A 'Venti' Victory for Starbucks Workers
Kylah Clay, Suffolk Law Class of 2022, loves her weekend job as a Starbucks barista, making lattes and Frappuccinos while learning the names of all her customers.
Now some of her customers are getting to know her as well. That’s because Clay has made a name for herself—throughout the state and across the country—as the driving force behind her Allston store becoming the first Starbucks in Massachusetts to unionize, on April 11, 2020.
“It was a huge milestone on so many levels for the whole labor movement,” she says. “My fellow employees and I received a lot of support from other partner stores and we used everyone’s strengths and skills to make this happen.”
"My law background has helped me become more confident in navigating the entire unionizing process with my team."
What Clay brought to the table was her knowledge as a Suffolk Law student. “I’ve been fortunate to have some inspiring professors who have prepared and motivated me to become the best advocate I can be,” she says.
Particularly influential is Professor Renée Landers, whose Administrative Law course “provided me with a lot of context for what I’m doing now,” says Clay, one of the lead statewide union organizers for Starbucks employees. “My law background has helped me become more confident in navigating the entire unionizing process with my team.”
Student, union organizer, law clerk
It took Clay and her co-workers just over six months to get their store unionized, meeting by Zoom, working closely with an attorney, filing a petition with the National Labor Relations Board, and appearing at legal hearings.
Clay took everything in stride, challenging herself each step of the way. Her unionizing efforts have been covered by media outlets nationally and globally, including TIME magazine and Japanese television.
“Kylah is bright, engaged, and intellectually curious,” says Landers, who is faculty director for the Health and Biomedical Law concentration and the Master of Science in Law, Life Sciences Program. “She also appreciates the impact of social and economic inequalities, including inequalities in wages and working conditions. Her intelligence and engagement with these issues, combined with the advocacy skills she honed through the health law moot court team, make her a persuasive and effective advocate.”

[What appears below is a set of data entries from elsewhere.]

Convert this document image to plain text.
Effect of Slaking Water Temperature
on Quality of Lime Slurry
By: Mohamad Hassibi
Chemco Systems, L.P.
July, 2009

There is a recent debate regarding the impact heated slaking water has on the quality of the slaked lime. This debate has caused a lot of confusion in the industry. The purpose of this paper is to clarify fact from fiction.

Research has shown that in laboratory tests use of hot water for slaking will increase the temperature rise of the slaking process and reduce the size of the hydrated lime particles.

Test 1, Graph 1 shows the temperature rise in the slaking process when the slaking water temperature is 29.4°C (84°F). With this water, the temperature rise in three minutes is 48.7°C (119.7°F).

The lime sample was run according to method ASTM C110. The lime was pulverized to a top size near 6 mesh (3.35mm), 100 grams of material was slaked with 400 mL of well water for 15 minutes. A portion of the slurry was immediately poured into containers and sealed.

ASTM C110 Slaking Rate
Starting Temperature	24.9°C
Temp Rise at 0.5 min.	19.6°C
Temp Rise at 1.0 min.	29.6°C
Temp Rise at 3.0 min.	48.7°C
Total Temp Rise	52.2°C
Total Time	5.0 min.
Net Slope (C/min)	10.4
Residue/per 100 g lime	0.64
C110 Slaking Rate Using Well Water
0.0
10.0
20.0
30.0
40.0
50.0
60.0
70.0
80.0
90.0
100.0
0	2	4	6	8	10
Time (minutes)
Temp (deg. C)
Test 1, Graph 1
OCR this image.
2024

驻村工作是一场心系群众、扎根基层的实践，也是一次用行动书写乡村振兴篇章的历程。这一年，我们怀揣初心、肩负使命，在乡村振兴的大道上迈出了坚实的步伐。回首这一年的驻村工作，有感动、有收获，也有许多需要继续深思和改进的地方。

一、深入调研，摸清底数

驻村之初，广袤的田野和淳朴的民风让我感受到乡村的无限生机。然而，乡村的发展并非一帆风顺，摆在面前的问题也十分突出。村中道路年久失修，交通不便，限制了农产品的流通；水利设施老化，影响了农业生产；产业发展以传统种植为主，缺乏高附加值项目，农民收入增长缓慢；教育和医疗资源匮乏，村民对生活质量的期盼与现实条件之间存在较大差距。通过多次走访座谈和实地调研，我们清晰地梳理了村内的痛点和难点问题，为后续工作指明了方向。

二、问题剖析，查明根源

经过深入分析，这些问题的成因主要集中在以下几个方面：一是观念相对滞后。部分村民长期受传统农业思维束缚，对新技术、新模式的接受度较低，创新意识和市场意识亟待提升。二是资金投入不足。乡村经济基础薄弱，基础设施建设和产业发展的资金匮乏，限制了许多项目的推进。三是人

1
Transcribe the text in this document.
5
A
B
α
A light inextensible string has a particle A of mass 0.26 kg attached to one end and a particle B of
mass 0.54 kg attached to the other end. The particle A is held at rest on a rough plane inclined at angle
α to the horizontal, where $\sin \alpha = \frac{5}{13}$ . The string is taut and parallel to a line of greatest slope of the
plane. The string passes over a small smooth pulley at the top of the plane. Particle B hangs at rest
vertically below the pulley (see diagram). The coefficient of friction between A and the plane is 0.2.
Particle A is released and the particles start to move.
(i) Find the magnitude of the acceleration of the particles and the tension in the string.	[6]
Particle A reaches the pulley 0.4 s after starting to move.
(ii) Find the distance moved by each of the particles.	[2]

Clay says that Starbucks is a great company to work for, but there were a number of issues—including improved safety conditions and better wages and hours—that led some employees to support unionizing. “We never had a voice before,” she says, “but now we do.”
There are currently more than 15,000 Starbucks locations in the US. The first one to unionize was in Buffalo, New York, on December 9, 2021. Since that time, other stores are joining the movement on a daily basis.
“We’ve accomplished so much already, but we still have so much more to do,” says Clay, who also works as a clerk for Amy Codagnone, JD ’10, a Boston criminal defense attorney.
On Sunday, May 22, Clay will pull double duty—receiving her JD degree from Suffolk University Law School in the evening, and her master’s degree in criminal justice (which she completed online) from Boston University in the afternoon.
Clay hopes that her education, coupled with her hands-on experience as a law clerk and union organizer, will help her become a public defender.
“I want to advocate for people in the community and those who are victims of mass incarceration,” she says.